Me contaron que a esos amuletos de origen japonés se los llama Daruma, y que existen varias versiones. La leyenda que los menciona habla de un monje que recorrió India, China y Japón, y que sería el fundador del Budismo Zen.
Estos Daruma que simbolizan la perseverancia, se regalan para el Año Nuevo y representan la determinación, la fuerza y el éxito.
¿Cómo se los usa? Se elige un deseo, proyecto o propósito para el año que comienza y se pinta el ojo izquierdo, como recordatorio y motivación para cumplir esa meta. Si el deseo se cumple durante ese año, el ritual concluye pintándole el ojo derecho. En Japón, y en las comunidades japonesas alrededor del mundo, el 18 de enero se realiza una ceremonia colectiva en la que se enciende una hoguera y se queman los Daruma del año que pasó. Y cada año se reinicia todo el ciclo, con nuevo amuleto y nuevos desafíos.
¿Superstición? ¿Magia? Me lo pregunté. Tomé mi Daruma y me propuse activar el ritual. Allí me di cuenta de varias cosas. Lo primero es que tuve que revisar mis propósitos para ese año, lo que me llevó a explorar mis deseos más profundos, atreverme a reconocerlos y hacerme cargo de ellos.
Luego tuve que elegir el más importante para mí. Y aceptar renunciar a algunos otros, enfocándome en el esencial. Una vez decidida, buscar un marcador y, con la solemnidad que el momento requería, realizar la acción de pintar el ojo.
Después, como lo indica el ritual, coloqué el Daruma en un lugar bien visible, para no olvidarme ni distraerme de mi propósito. Cada día, en mis movimientos cotidianos el hombrecito rojo estaría allí para recordarme, no lo que debía hacer, sino cuál era mi deseo más profundo, la necesidad de mi verdadero ser para ese año.
Allí entendí que al haber pintado el ojo se había activado en mí una expectativa que fortalecía mi deseo.
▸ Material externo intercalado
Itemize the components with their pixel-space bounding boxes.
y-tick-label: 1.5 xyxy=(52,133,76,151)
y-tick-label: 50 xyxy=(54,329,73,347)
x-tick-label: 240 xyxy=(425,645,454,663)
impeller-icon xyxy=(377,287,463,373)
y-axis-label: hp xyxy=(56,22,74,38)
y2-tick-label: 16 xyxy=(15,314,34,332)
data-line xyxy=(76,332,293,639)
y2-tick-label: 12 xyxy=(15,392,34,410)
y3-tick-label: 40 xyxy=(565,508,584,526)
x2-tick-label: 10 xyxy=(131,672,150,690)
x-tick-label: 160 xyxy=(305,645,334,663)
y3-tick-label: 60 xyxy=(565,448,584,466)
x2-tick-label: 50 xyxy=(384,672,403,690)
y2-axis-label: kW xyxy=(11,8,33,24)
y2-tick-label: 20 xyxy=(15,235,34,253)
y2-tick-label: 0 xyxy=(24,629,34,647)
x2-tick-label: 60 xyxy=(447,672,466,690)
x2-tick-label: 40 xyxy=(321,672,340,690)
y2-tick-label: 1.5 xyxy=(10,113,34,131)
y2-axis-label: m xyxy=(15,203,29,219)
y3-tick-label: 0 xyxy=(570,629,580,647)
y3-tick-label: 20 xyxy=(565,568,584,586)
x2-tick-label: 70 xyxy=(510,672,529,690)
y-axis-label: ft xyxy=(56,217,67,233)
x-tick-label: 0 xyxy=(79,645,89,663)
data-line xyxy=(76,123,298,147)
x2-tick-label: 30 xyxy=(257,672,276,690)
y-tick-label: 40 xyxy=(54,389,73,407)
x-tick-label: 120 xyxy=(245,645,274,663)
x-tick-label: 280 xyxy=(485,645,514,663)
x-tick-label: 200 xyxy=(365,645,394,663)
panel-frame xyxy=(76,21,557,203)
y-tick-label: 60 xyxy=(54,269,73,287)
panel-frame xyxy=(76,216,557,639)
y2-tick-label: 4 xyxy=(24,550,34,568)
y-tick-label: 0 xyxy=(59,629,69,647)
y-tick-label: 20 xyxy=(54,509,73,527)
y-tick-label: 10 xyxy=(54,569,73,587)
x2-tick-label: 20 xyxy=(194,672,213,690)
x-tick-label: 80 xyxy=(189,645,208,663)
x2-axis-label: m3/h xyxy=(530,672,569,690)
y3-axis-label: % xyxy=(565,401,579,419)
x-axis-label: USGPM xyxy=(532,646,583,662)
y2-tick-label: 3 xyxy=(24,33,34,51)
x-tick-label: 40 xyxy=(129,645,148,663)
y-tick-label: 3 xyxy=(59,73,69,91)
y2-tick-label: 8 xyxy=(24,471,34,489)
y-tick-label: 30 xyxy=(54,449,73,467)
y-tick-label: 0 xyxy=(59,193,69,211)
Pero a la vez, al encontrarlo ante mí, día a día, me acompañó en mi determinación de cumplir lo que me había propuesto.
Me considero un ser racional, con una mente lógica y científica. No creo en milagros, pero sí en el poder del compromiso con los propios deseos y la eficacia de una mirada ampliada que permita descubrir oportunidades y encontrar sincronicidades.
El anclaje profundo con mi deseo me mantuvo atenta y abierta a las señales que iban surgiendo a mi alrededor. El efecto emocional e intelectual de la expectativa y el propósito cumplieron su objetivo. Antes del año, pinté el ojo derecho.
Cuando me animé a compartir esta experiencia con otras personas cercanas, descubrí que algunos, aún sin conocer el ritual japonés, utilizaban lo que llamé Efecto Daruma. Al proponerse un nuevo desafío, dejaban objetos concretos en su ambiente personal o laboral para evocar, recordar, actualizar, hacia dónde querían llegar. Una foto, la tapa de un libro, una estampita, un dibujo, un pequeño objeto.
Entendí que muchos hacen esto como un modo de recordar una experiencia emocionante o a una persona querida, aunque eso sólo los lleva hacia el pasado.
Pero en aquellos que lo hacen a conciencia para proponerse un objetivo, el Efecto Daruma se suele activar. ¡Aunque no haya ningún ojo para pintar!